Key Responsibilities:
Design and evolve enterprise ontologies using RDF, RDFS, OWL, Turtle (TTL), and SHACL. Develop class/property hierarchies, relationships, taxonomies, namespaces, constraints, and reusable ontology patterns. Apply both schema-first and schema-late modeling approaches, including reverse-engineering models from existing data. Profile and model large, complex datasets from Excel/CSV, CIQ, configuration, inventory/CMDB, JSON, and relational sources. Define atomic vs. derived attributes, cross-field relationships, deterministic derivation rules, and validation rules. Develop
SPARQL 1.1
queries, competency questions, graph traversals, dependency/impact queries, and semantic validation. Build and maintain ontology ingestion, transformation, validation, and testing pipelines using Python. Work with RDF graph databases such as GraphDB/Stardog and understand Labeled Property Graph (LPG) technologies such as Neo4j. Support Ontology-RAG / GraphRAG / hybrid graph + vector retrieval and integration of knowledge graphs with AI agents. Partner with network/domain SMEs to translate implicit business and engineering knowledge into explicit, testable models. Maintain ontology artifacts, specifications, mappings, and validation rules in Git/CI-CD.
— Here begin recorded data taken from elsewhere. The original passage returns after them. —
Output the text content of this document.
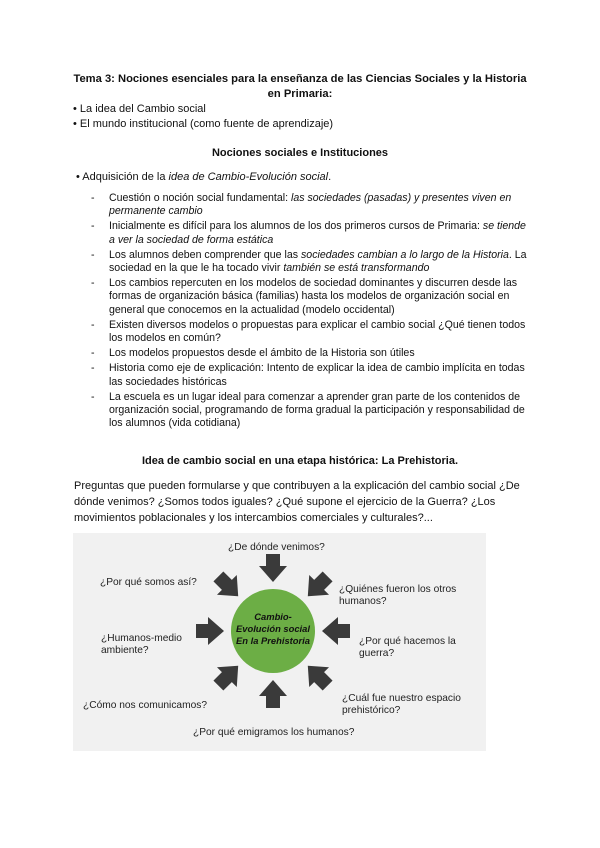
Tema 3: Nociones esenciales para la enseñanza de las Ciencias Sociales y la Historia
en Primaria:
• La idea del Cambio social
• El mundo institucional (como fuente de aprendizaje)
Nociones sociales e Instituciones
• Adquisición de la idea de Cambio-Evolución social.
- Cuestión o noción social fundamental: las sociedades (pasadas) y presentes viven en permanente cambio
- Inicialmente es difícil para los alumnos de los dos primeros cursos de Primaria: se tiende a ver la sociedad de forma estática
- Los alumnos deben comprender que las sociedades cambian a lo largo de la Historia. La sociedad en la que le ha tocado vivir también se está transformando
- Los cambios repercuten en los modelos de sociedad dominantes y discurren desde las formas de organización básica (familias) hasta los modelos de organización social en general que conocemos en la actualidad (modelo occidental)
- Existen diversos modelos o propuestas para explicar el cambio social ¿Qué tienen todos los modelos en común?
- Los modelos propuestos desde el ámbito de la Historia son útiles
- Historia como eje de explicación: Intento de explicar la idea de cambio implícita en todas las sociedades históricas
- La escuela es un lugar ideal para comenzar a aprender gran parte de los contenidos de organización social, programando de forma gradual la participación y responsabilidad de los alumnos (vida cotidiana)
Idea de cambio social en una etapa histórica: La Prehistoria.
Preguntas que pueden formularse y que contribuyen a la explicación del cambio social ¿De dónde venimos? ¿Somos todos iguales? ¿Qué supone el ejercicio de la Guerra? ¿Los movimientos poblacionales y los intercambios comerciales y culturales?...
Cambio-
Evolución social
En la Prehistoria
¿De dónde venimos?
¿Por qué somos así?
¿Quiénes fueron los otros
humanos?
¿Humanos-medio
ambiente?
¿Por qué hacemos la
guerra?
¿Cómo nos comunicamos?
¿Cuál fue nuestro espacio
prehistórico?
¿Por qué emigramos los humanos?
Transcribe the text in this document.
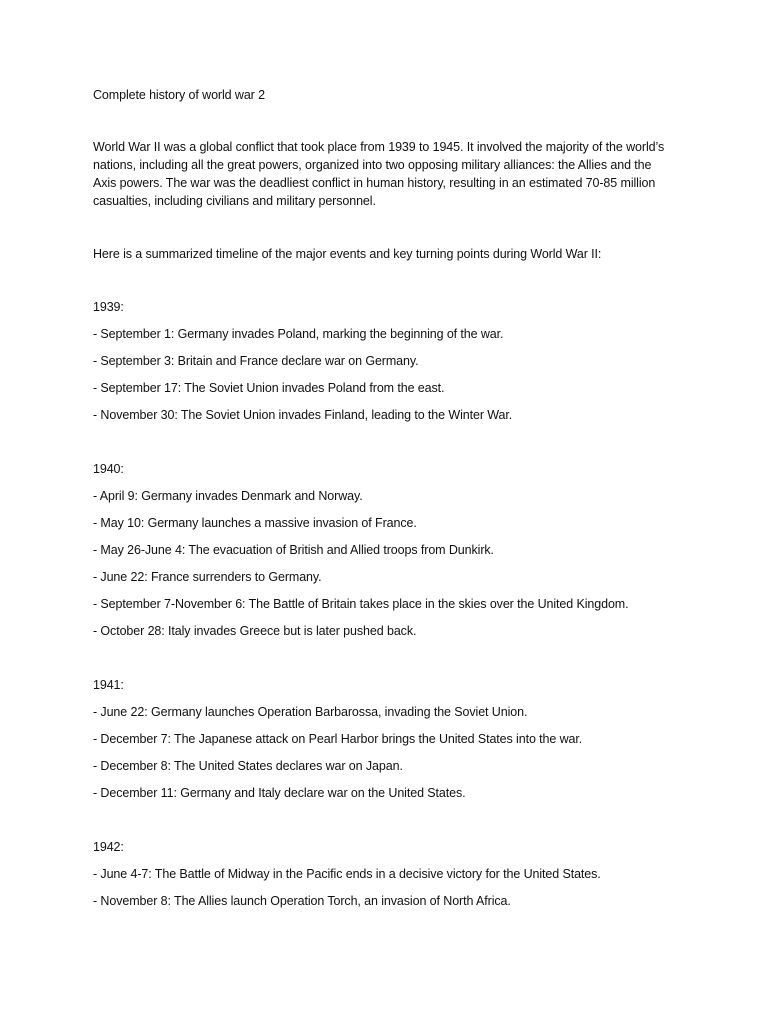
Complete history of world war 2

World War II was a global conflict that took place from 1939 to 1945. It involved the majority of the world’s nations, including all the great powers, organized into two opposing military alliances: the Allies and the Axis powers. The war was the deadliest conflict in human history, resulting in an estimated 70-85 million casualties, including civilians and military personnel.

Here is a summarized timeline of the major events and key turning points during World War II:

1939:

- September 1: Germany invades Poland, marking the beginning of the war.

- September 3: Britain and France declare war on Germany.

- September 17: The Soviet Union invades Poland from the east.

- November 30: The Soviet Union invades Finland, leading to the Winter War.

1940:

- April 9: Germany invades Denmark and Norway.

- May 10: Germany launches a massive invasion of France.

- May 26-June 4: The evacuation of British and Allied troops from Dunkirk.

- June 22: France surrenders to Germany.

- September 7-November 6: The Battle of Britain takes place in the skies over the United Kingdom.

- October 28: Italy invades Greece but is later pushed back.

1941:

- June 22: Germany launches Operation Barbarossa, invading the Soviet Union.

- December 7: The Japanese attack on Pearl Harbor brings the United States into the war.

- December 8: The United States declares war on Japan.

- December 11: Germany and Italy declare war on the United States.

1942:

- June 4-7: The Battle of Midway in the Pacific ends in a decisive victory for the United States.

- November 8: The Allies launch Operation Torch, an invasion of North Africa.
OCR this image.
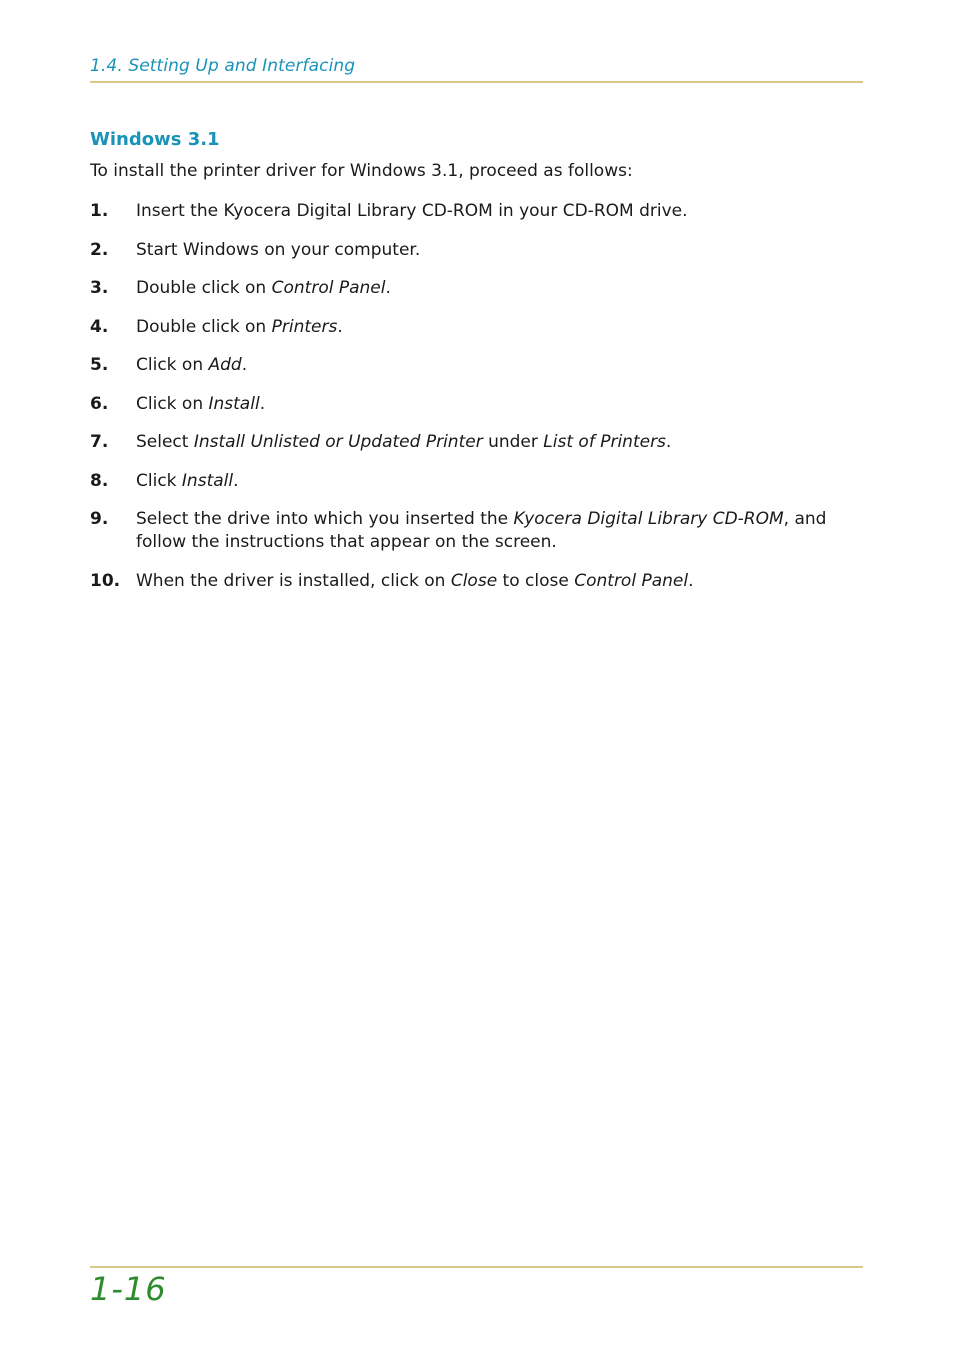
1.4. Setting Up and Interfacing
Windows 3.1
To install the printer driver for Windows 3.1, proceed as follows:
1. Insert the Kyocera Digital Library CD-ROM in your CD-ROM drive.
2. Start Windows on your computer.
3. Double click on Control Panel.
4. Double click on Printers.
5. Click on Add.
6. Click on Install.
7. Select Install Unlisted or Updated Printer under List of Printers.
8. Click Install.
9. Select the drive into which you inserted the Kyocera Digital Library CD-ROM, and follow the instructions that appear on the screen.
10. When the driver is installed, click on Close to close Control Panel.
1-16
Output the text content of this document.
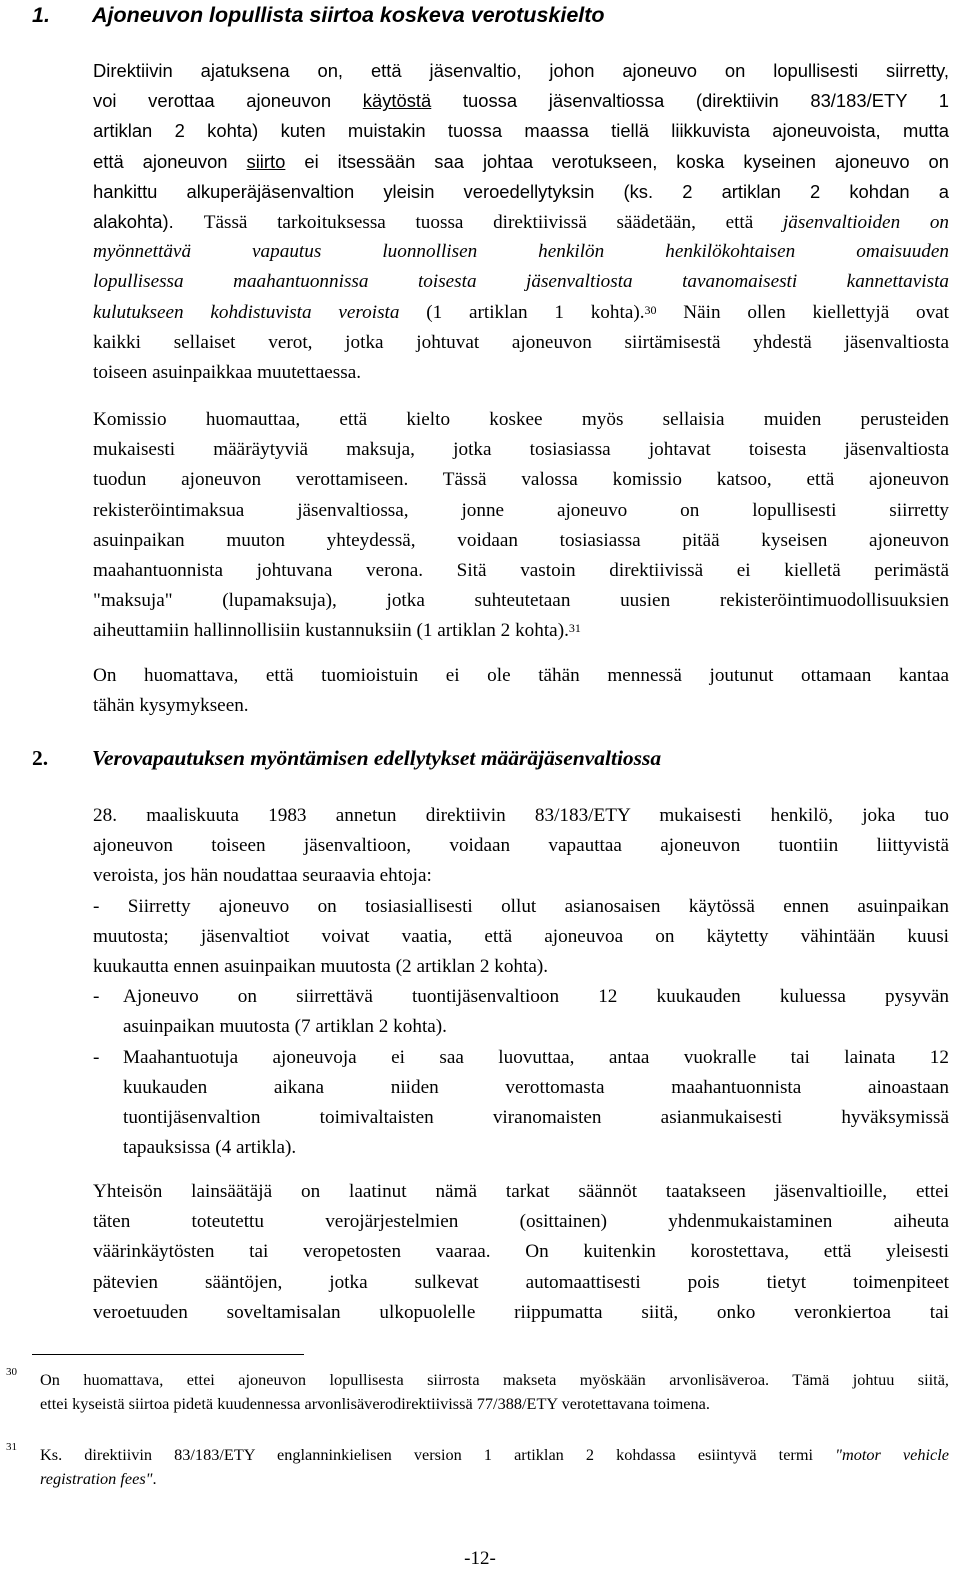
1. Ajoneuvon lopullista siirtoa koskeva verotuskielto
Direktiivin ajatuksena on, että jäsenvaltio, johon ajoneuvo on lopullisesti siirretty,
voi verottaa ajoneuvon käytöstä tuossa jäsenvaltiossa (direktiivin 83/183/ETY 1
artiklan 2 kohta) kuten muistakin tuossa maassa tiellä liikkuvista ajoneuvoista, mutta
että ajoneuvon siirto ei itsessään saa johtaa verotukseen, koska kyseinen ajoneuvo on
hankittu alkuperäjäsenvaltion yleisin veroedellytyksin (ks. 2 artiklan 2 kohdan a
alakohta). Tässä tarkoituksessa tuossa direktiivissä säädetään, että jäsenvaltioiden on
myönnettävä vapautus luonnollisen henkilön henkilökohtaisen omaisuuden
lopullisessa maahantuonnissa toisesta jäsenvaltiosta tavanomaisesti kannettavista
kulutukseen kohdistuvista veroista (1 artiklan 1 kohta).$^{30}$ Näin ollen kiellettyjä ovat
kaikki sellaiset verot, jotka johtuvat ajoneuvon siirtämisestä yhdestä jäsenvaltiosta
toiseen asuinpaikkaa muutettaessa.
Komissio huomauttaa, että kielto koskee myös sellaisia muiden perusteiden
mukaisesti määräytyviä maksuja, jotka tosiasiassa johtavat toisesta jäsenvaltiosta
tuodun ajoneuvon verottamiseen. Tässä valossa komissio katsoo, että ajoneuvon
rekisteröintimaksua jäsenvaltiossa, jonne ajoneuvo on lopullisesti siirretty
asuinpaikan muuton yhteydessä, voidaan tosiasiassa pitää kyseisen ajoneuvon
maahantuonnista johtuvana verona. Sitä vastoin direktiivissä ei kielletä perimästä
"maksuja" (lupamaksuja), jotka suhteutetaan uusien rekisteröintimuodollisuuksien
aiheuttamiin hallinnollisiin kustannuksiin (1 artiklan 2 kohta).$^{31}$
On huomattava, että tuomioistuin ei ole tähän mennessä joutunut ottamaan kantaa
tähän kysymykseen.
2. Verovapautuksen myöntämisen edellytykset määräjäsenvaltiossa
28. maaliskuuta 1983 annetun direktiivin 83/183/ETY mukaisesti henkilö, joka tuo
ajoneuvon toiseen jäsenvaltioon, voidaan vapauttaa ajoneuvon tuontiin liittyvistä
veroista, jos hän noudattaa seuraavia ehtoja:
- Siirretty ajoneuvo on tosiasiallisesti ollut asianosaisen käytössä ennen asuinpaikan
muutosta; jäsenvaltiot voivat vaatia, että ajoneuvoa on käytetty vähintään kuusi
kuukautta ennen asuinpaikan muutosta (2 artiklan 2 kohta).
-	Ajoneuvo on siirrettävä tuontijäsenvaltioon 12 kuukauden kuluessa pysyvän
asuinpaikan muutosta (7 artiklan 2 kohta).
-	Maahantuotuja ajoneuvoja ei saa luovuttaa, antaa vuokralle tai lainata 12
kuukauden aikana niiden verottomasta maahantuonnista ainoastaan
tuontijäsenvaltion toimivaltaisten viranomaisten asianmukaisesti hyväksymissä
tapauksissa (4 artikla).
Yhteisön lainsäätäjä on laatinut nämä tarkat säännöt taatakseen jäsenvaltioille, ettei
täten toteutettu verojärjestelmien (osittainen) yhdenmukaistaminen aiheuta
väärinkäytösten tai veropetosten vaaraa. On kuitenkin korostettava, että yleisesti
pätevien sääntöjen, jotka sulkevat automaattisesti pois tietyt toimenpiteet
veroetuuden soveltamisalan ulkopuolelle riippumatta siitä, onko veronkiertoa tai
30 On huomattava, ettei ajoneuvon lopullisesta siirrosta makseta myöskään arvonlisäveroa. Tämä johtuu siitä,
ettei kyseistä siirtoa pidetä kuudennessa arvonlisäverodirektiivissä 77/388/ETY verotettavana toimena.
31 Ks. direktiivin 83/183/ETY englanninkielisen version 1 artiklan 2 kohdassa esiintyvä termi "motor vehicle
registration fees".
-12-
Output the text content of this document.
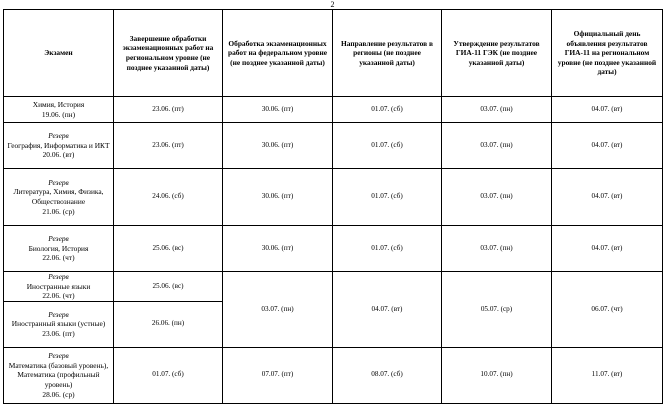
2
Экзамен	Завершение обработки экзаменационных работ на региональном уровне (не позднее указанной даты)	Обработка экзаменационных работ на федеральном уровне (не позднее указанной даты)	Направление результатов в регионы (не позднее указанной даты)	Утверждение результатов ГИА-11 ГЭК (не позднее указанной даты)	Официальный день объявления результатов ГИА-11 на региональном уровне (не позднее указанной даты)

Химия, История
19.06. (пн)	23.06. (пт)	30.06. (пт)	01.07. (сб)	03.07. (пн)	04.07. (вт)

Резерв
География, Информатика и ИКТ
20.06. (вт)	23.06. (пт)	30.06. (пт)	01.07. (сб)	03.07. (пн)	04.07. (вт)

Резерв
Литература, Химия, Физика, Обществознание
21.06. (ср)	24.06. (сб)	30.06. (пт)	01.07. (сб)	03.07. (пн)	04.07. (вт)

Резерв
Биология, История
22.06. (чт)	25.06. (вс)	30.06. (пт)	01.07. (сб)	03.07. (пн)	04.07. (вт)

Резерв
Иностранные языки
22.06. (чт)	25.06. (вс)	03.07. (пн)	04.07. (вт)	05.07. (ср)	06.07. (чт)

Резерв
Иностранный языки (устные)
23.06. (пт)	26.06. (пн)				

Резерв
Математика (базовый уровень), Математика (профильный уровень)
28.06. (ср)	01.07. (сб)	07.07. (пт)	08.07. (сб)	10.07. (пн)	11.07. (вт)
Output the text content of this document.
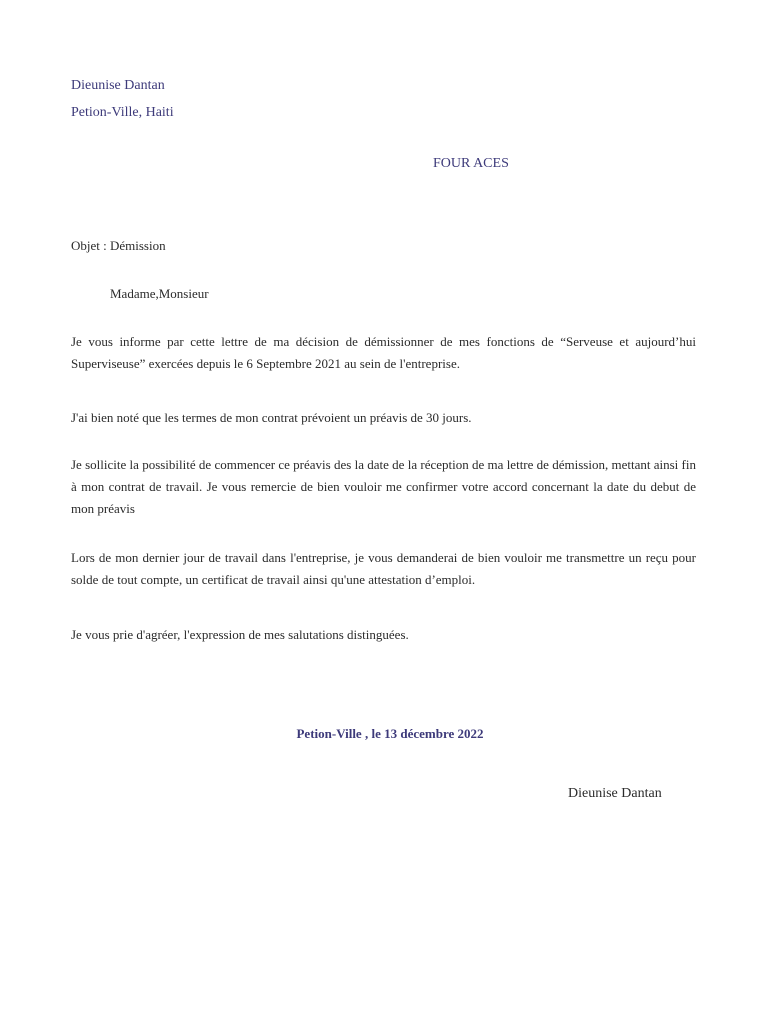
Dieunise Dantan
Petion-Ville, Haiti
FOUR ACES
Objet : Démission
Madame,Monsieur

Je vous informe par cette lettre de ma décision de démissionner de mes fonctions de “Serveuse et aujourd’hui Superviseuse” exercées depuis le 6 Septembre 2021 au sein de l'entreprise.

J'ai bien noté que les termes de mon contrat prévoient un préavis de 30 jours.

Je sollicite la possibilité de commencer ce préavis des la date de la réception de ma lettre de démission, mettant ainsi fin à mon contrat de travail. Je vous remercie de bien vouloir me confirmer votre accord concernant la date du debut de mon préavis

Lors de mon dernier jour de travail dans l'entreprise, je vous demanderai de bien vouloir me transmettre un reçu pour solde de tout compte, un certificat de travail ainsi qu'une attestation d’emploi.

Je vous prie d'agréer, l'expression de mes salutations distinguées.

Petion-Ville , le 13 décembre 2022
Dieunise Dantan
Required Skills & Experience:
Strong hands-on experience with RDF, RDFS, OWL, TTL, SHACL, SPARQL, and Semantic Web technologies. Practical knowledge of knowledge graphs, graph traversal, RDF stores, LPGs, and graph validation. Experience with schema-first and schema-late ontology development. Strong data modeling and reverse-engineering skills, including working with messy or incomplete source data. Experience with JSON Schema, relational data modeling, and mapping between relational/JSON and graph models.